Mr. Buñag put in place a tax amnesty program, which yielded additional but negligible revenues. Congress, too, approved a tax amnesty legislation, which Mrs. Arroyo did not veto. Tax amnesty is harmful because it only encourages taxpayers to evade taxes or defer payment.
The BIR also collected advance payments from the large taxpayers to window-dress the year-end numbers. Mr. Buñag accused Finance Secretary Margarito Teves of ordering the collection of advance tax payments.
The administration’s response to the missed revenue target is likewise a quick fix. Aside from firing Mr. Buñag, the administration aims to meet its target by way of privatization. It will be selling the government shares in San Miguel Corporation, Manila Electric Company and the Philippine National Oil Company Energy Development Corporation. The selling of government shares in these companies can fetch PhP75 billion. But being a non-recurrent revenue measure, this is hardly the means to address the fiscal deficit in a sustainable manner.
The prima facie evidence of the BIR’s poor performance is that the growth rate of its revenue collection for the first quarter of 2007, equivalent to 6 percent, was considerably lower than the nominal GDP growth rate of 9.9 percent. In effect, the BIR’s collection effort (amount collected as a percentage of GDP) slipped from 9.7 percent to 9.4 percent.
The lower collection might not solely be attributed to the BIR’s inefficiency. Former Economic Planning Secretary Felipe Medalla has noted that in recent years, the statistical discrepancy in the national income account has increased. In other words, the growth rate might be overstated. It is thus possible that the difference between the GDP growth rate and the growth rate of BIR’s collection is closer.

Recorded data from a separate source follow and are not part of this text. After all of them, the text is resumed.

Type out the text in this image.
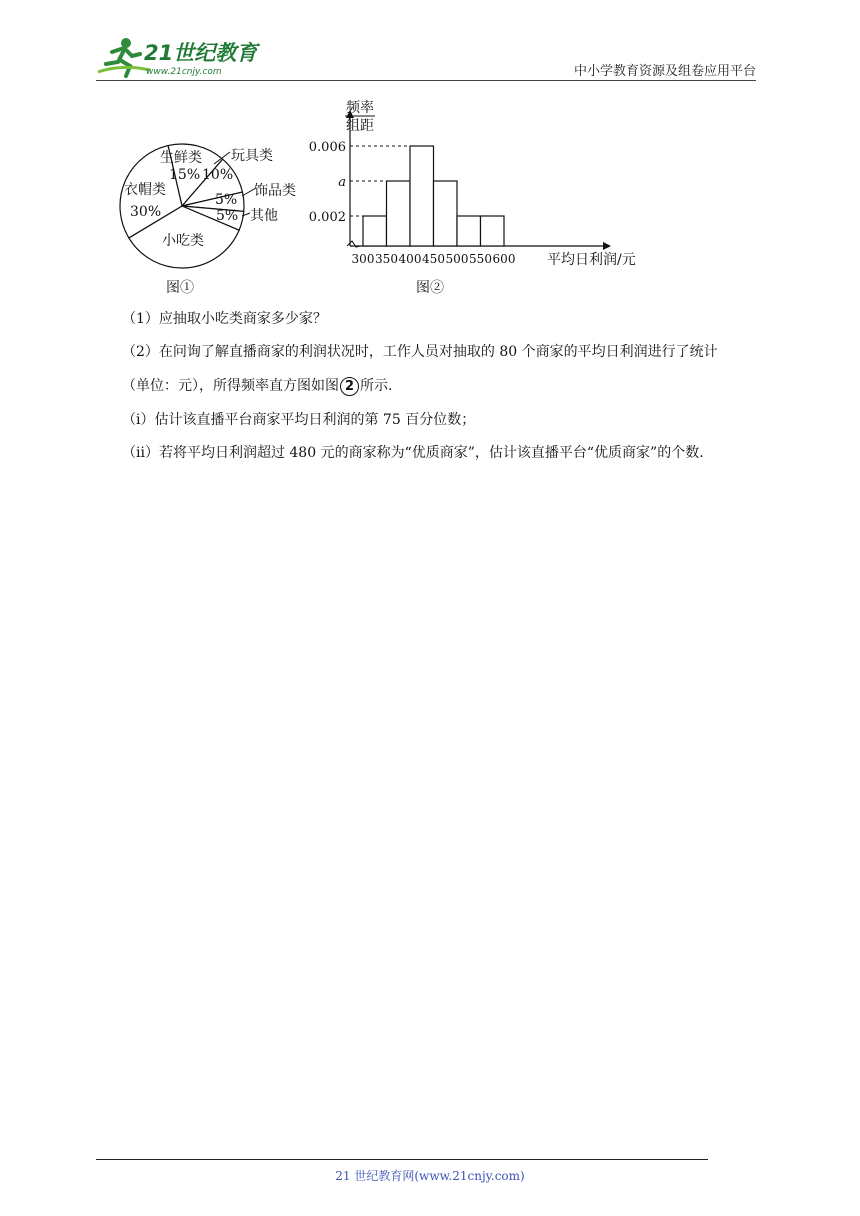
21世纪教育
www.21cnjy.com	中小学教育资源及组卷应用平台
生鲜类
15% 10%
衣帽类
30%
5%
5%
小吃类
玩具类
饰品类
其他
图①
0.006
a
0.002
300 350 400 450 500 550 600
频率
组距
平均日利润/元
图②
（1）应抽取小吃类商家多少家？
（2）在问询了解直播商家的利润状况时，工作人员对抽取的 80 个商家的平均日利润进行了统计
（单位：元），所得频率直方图如图 2 所示.
（i）估计该直播平台商家平均日利润的第 75 百分位数；
（ii）若将平均日利润超过 480 元的商家称为“优质商家”，估计该直播平台“优质商家”的个数.
21 世纪教育网(www.21cnjy.com)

The report of the tax audit group for the first quartet of 2007 said that excluding the impact of macroeconomic variables (such as growth, inflation, and interest rates) on collection, the BIR’s collection did not meet its programmed level of efficiency, falling short by PhP10 billion. Parenthetically, a high-level source from the BIR informed me that the advance tax payments of big corporations, which were posted in 2006, amounted to PhP12.6 billion. The BIR thus became a victim of it own window-dressing.
The tax audit group reported that based on macroeconomic indicators, the BIR collection was below the program it set in relation to capital gains tax, corporate income tax, excise tax on petroleum, insurance premium tax, excise tax on tobacco, and excise tax on motor vehicles.
The tax audit group also proposed measures for the BIR’s immediate implementation. But the measures such as strengthening the tax audit system and process and using third-party information are nothing new.
Reforms in the BIR are stalled not just because of the resistance from within but also because its leadership is not insulated from politics. Mr. Buñag in fact is close to the Arroyos, and he willingly accommodated their needs. But the calculating if not ruthless Mrs. Arroyo has no qualms in axing a friend or an ally to suit her expediency.
Mr. Buñag’s departure, welcome as it is for the sake of accountability, does not by itself resolve the efficiency problems that beset the BIR.
In the meantime, the administration has yet to name a permanent replacement for Mr. Buñag. The officer- in- charge, Ms. Lilian Hefti, does not relish the post, knowing how politically sensitive the position is.
What is necessary for a reformed, efficient BIR is to depoliticize its leadership, to free it from the political expediencies emanating from Malacañang.